Hannah lived on communes in the hills behind Cairns in the early 1970s, where “people had the good old peace, love and brown rice philosophy,” she said. She became friends with Howard Dean’s younger brother Charlie while working on a organic farm in the region set up by three other Americans, “Ivy Leaguers who’d left because of Kent State and Vietnam.”
The younger Dean later traveled to Laos where he was captured and executed in 1974 by guerrillas. His remains were discovered and repatriated in 2003, when the former Vermont governor was running for the Democratic presidential candidacy ultimately won by John Kerry.
Building such a big resort in the region is “crazy,” she said. “The Asian market is looking for the things we already have -- the reef, rainforest, quiet, birds, good food,” she said. An online petition opposing the development has attracted 1,753 signatures at the website communityrun.org.
The 343-hectare (848-acre) site for the Aquis resort will include two theaters, a convention center, a sports stadium, a water park, and an aquarium, as well as shops, restaurants, and 1,800 homes for staff, according to a July 2013 proposal to the government.
Stage 1 of the Aquis resort would have 4,000 rooms, and there’s no date set for the expansion to 7,500, Ben Ready, a spokesman for the Aquis project, said by phone today.
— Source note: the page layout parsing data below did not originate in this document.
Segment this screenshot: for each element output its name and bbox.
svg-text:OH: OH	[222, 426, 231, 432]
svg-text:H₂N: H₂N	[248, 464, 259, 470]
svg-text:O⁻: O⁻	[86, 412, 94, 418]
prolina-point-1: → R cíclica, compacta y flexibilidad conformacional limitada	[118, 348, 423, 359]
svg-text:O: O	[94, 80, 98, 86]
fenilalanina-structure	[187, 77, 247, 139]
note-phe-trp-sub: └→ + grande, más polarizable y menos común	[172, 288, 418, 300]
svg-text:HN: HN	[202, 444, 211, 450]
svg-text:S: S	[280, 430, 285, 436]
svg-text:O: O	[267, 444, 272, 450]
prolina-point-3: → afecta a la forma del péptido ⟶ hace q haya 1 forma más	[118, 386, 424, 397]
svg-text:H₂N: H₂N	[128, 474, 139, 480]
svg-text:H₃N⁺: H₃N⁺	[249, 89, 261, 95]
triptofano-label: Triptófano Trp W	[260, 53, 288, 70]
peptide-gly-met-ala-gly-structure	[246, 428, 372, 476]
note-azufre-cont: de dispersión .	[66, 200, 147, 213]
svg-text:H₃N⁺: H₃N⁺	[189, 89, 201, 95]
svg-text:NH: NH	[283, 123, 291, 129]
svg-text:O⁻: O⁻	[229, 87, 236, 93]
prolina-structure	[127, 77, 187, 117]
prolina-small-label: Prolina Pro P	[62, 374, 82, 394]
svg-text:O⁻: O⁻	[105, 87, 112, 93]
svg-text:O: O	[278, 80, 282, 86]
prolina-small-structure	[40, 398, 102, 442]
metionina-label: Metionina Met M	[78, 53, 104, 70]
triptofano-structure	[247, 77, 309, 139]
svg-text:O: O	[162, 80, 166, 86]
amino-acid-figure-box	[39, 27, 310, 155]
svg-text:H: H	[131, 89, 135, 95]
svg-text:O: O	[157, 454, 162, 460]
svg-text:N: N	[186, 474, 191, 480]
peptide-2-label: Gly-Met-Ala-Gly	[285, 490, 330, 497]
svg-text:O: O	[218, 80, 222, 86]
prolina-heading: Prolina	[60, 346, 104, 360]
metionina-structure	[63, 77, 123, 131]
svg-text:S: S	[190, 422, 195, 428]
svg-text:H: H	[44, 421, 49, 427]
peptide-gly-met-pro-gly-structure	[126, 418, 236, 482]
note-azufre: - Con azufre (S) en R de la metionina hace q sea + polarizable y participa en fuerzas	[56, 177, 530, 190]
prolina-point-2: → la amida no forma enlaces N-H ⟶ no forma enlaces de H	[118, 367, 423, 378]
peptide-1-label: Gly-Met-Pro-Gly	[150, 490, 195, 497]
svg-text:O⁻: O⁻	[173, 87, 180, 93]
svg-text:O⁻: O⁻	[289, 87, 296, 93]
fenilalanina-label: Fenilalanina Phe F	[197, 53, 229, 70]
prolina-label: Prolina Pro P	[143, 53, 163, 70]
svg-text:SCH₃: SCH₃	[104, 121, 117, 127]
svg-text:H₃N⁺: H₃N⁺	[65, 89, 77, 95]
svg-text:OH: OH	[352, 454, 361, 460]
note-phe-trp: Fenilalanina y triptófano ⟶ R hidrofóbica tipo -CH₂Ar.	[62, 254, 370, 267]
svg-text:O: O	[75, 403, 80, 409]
Once complete, the complex of eight hotels will be as large as Moscow’s Izmailovo Hotel Complex, the world’s biggest, and surpass the 5,044-room MGM Grand in Las Vegas.
“I see more luxury projects creating a gaming destination for the Asian market,” Fung said. “If you can create enough quality product, then certainly the demand is there.”
The Fung family have spoken to financial institutions about funding the resort and haven’t yet committed to any, he said. He didn’t name any partners for the project.
Queensland may struggle to digest such a sharp increase in gambling tourism, said CIMB’s Murphy.
“I just think three new integrated resorts is stretching it,” he said. “Trying to convince a gambler to come here can be difficult. You’re talking a nine- or ten-hour flight” from cities in China.
The entire Tropical North Queensland region including the city only contained 3,892 hotel rooms in June 2013, according to government data. Those hotels had occupancy rates of 68 percent in the year and average room rates of A$143 a night, about 25 percent below the national average, separate data show.
That’s not deterring Hong Kong-based Fung. The right facilities can attract visitors in numbers like those who’ve been lured by other casino resorts in the region, he said.
“We’re on the doorstep of Macau and we’ve seen the incredible growth of that market. We’re close to Singapore and we’ve seen what just two properties there are capable of doing,” he said. “There is that aspect of ‘If you build it, they will come’.”